Wondering through the brush I found the remains of the clinic structure that had been torn down by the wind, its cane walls scattered like splintered toothpicks. The whole ordeal of the expedition felt pitiful as my hope of seeing Cassarina again was dashed.
Searching further, I found the grave of the Mayan woman we had buried days before, the stone markers still in place. But where had Cassarina gone? My eyes welled up with tears, as I despaired by the gravesite. What would I do if Cassarina were dead? The dismay drowned my heart. I crumbled upon the rotting soil of the marshy lowland jungle. The discovery of Soul Chamber and what it contained was overshadowed by the death of Dr. Hornsby. I wavered between the events unable to make sense of it.
Cristobal called out to me in the tone of a heart uplifted in some tender admiration of life’s miraculous moments.
“Senor Jules,” he called out to me coming through the jungle brush.
With the reins of the bridle in his hand he lead one or our horses, a bit worse for wear that miraculously had survived the river and hurricane. The saddle and my backpack were dangling on one side of the horse’s torso.
Renewed in spirit, I quickly ran to him and the horse. Unlashing my backpack, I dumped out the contents, spilling the water soaked items out on the ground. Rummaging through it, I found the film cassettes were still dry, protected by the plastic canisters renewing hope that I could expose the death squad massacre at Father Hernandez’ mission.

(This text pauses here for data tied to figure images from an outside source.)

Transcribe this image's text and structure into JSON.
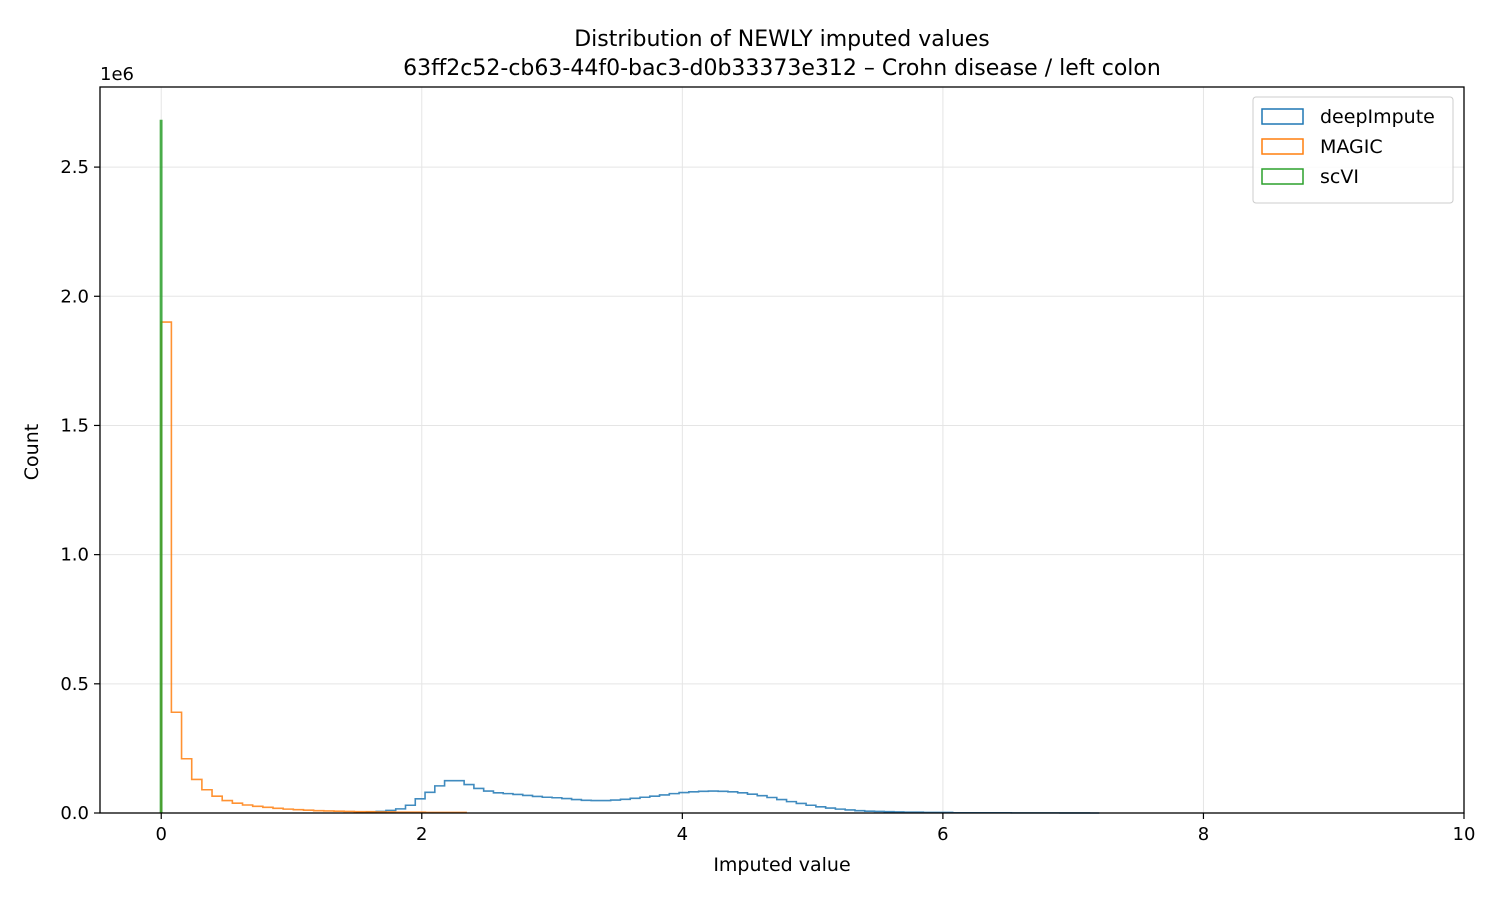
{
  "chart_data": {
    "type": "histogram",
    "title": "Distribution of NEWLY imputed values",
    "subtitle": "63ff2c52-cb63-44f0-bac3-d0b33373e312 – Crohn disease / left colon",
    "xlabel": "Imputed value",
    "ylabel": "Count",
    "y_offset_label": "1e6",
    "xlim": [
      -0.47,
      10
    ],
    "ylim": [
      0,
      2.81
    ],
    "y_scale_note": "values in units of 1e6",
    "grid": true,
    "legend_position": "top-right",
    "x_ticks": [
      0,
      2,
      4,
      6,
      8,
      10
    ],
    "x_tick_labels": [
      "0",
      "2",
      "4",
      "6",
      "8",
      "10"
    ],
    "y_ticks": [
      0,
      0.5,
      1.0,
      1.5,
      2.0,
      2.5
    ],
    "y_tick_labels": [
      "0.0",
      "0.5",
      "1.0",
      "1.5",
      "2.0",
      "2.5"
    ],
    "series": [
      {
        "name": "deepImpute",
        "color": "#1f77b4",
        "bin_start": 1.5,
        "bin_width": 0.075,
        "values": [
          0.001,
          0.003,
          0.006,
          0.01,
          0.016,
          0.03,
          0.055,
          0.08,
          0.105,
          0.125,
          0.125,
          0.11,
          0.095,
          0.085,
          0.078,
          0.075,
          0.072,
          0.068,
          0.064,
          0.061,
          0.059,
          0.056,
          0.052,
          0.049,
          0.048,
          0.048,
          0.05,
          0.053,
          0.057,
          0.061,
          0.065,
          0.07,
          0.075,
          0.079,
          0.082,
          0.084,
          0.085,
          0.084,
          0.082,
          0.078,
          0.073,
          0.067,
          0.06,
          0.052,
          0.044,
          0.037,
          0.03,
          0.024,
          0.019,
          0.015,
          0.012,
          0.009,
          0.007,
          0.006,
          0.005,
          0.004,
          0.003,
          0.003,
          0.002,
          0.002,
          0.002,
          0.001,
          0.001,
          0.001,
          0.001,
          0.001,
          0.001,
          0.0005,
          0.0005,
          0.0005,
          0.0005,
          0.0005,
          0.0003,
          0.0002,
          0.0001,
          0
        ]
      },
      {
        "name": "MAGIC",
        "color": "#ff7f0e",
        "bin_start": 0.0,
        "bin_width": 0.078,
        "values": [
          1.9,
          0.39,
          0.21,
          0.13,
          0.09,
          0.065,
          0.048,
          0.038,
          0.031,
          0.026,
          0.022,
          0.018,
          0.015,
          0.013,
          0.011,
          0.009,
          0.008,
          0.007,
          0.006,
          0.005,
          0.005,
          0.004,
          0.004,
          0.003,
          0.003,
          0.003,
          0.002,
          0.002,
          0.002,
          0.002
        ]
      },
      {
        "name": "scVI",
        "color": "#2ca02c",
        "bin_start": -0.006,
        "bin_width": 0.01,
        "values": [
          2.68
        ]
      }
    ]
  }
}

My journals were soaked through, but what was foremost in my mind was something I had given little credence before; The Anahuac Mythology book that Father Hernandez had given me. Once I put my hands on it, I sat down, crossed legged and gripped it in my hands as a priceless treasure.
“Anahuac,” I thought. The word resonated within me. It loomed up off the book cover, embracing me as if it was trying to tell me something.
“Que es?” Cristobal asked me.
He stood by the horse; the two of them seemed to be anxiously waiting for me as I glanced over at them.
“Right,” I muttered, realizing that this was no time to dwell in my intuitive musing.
I collected the things I had dumped out on the ground and put them back in my pack, including the book. Cristobal had re-secured the saddle on the horse, so I lashed my pack to the saddle horn, just as it was prior to crossing the Rio San Pedro days before.
El Ceibo, the closest village, was across the Guatemalan/Mexico border where food and rest could be provided to us. We’d have to cross the Rio Usumacinta again, but I was seasoned to the perils that lay ahead. As I turned my thoughts upon the prospect of returning to Mexico, it hit me.
“The Hotel Anahuac in San Cristobal de los Casas would be the place that Cassarina would go,” I thought.
“Vamos,” I shouted to Cristobal and grabbed the horse reins, headed at a brisk pace toward the west.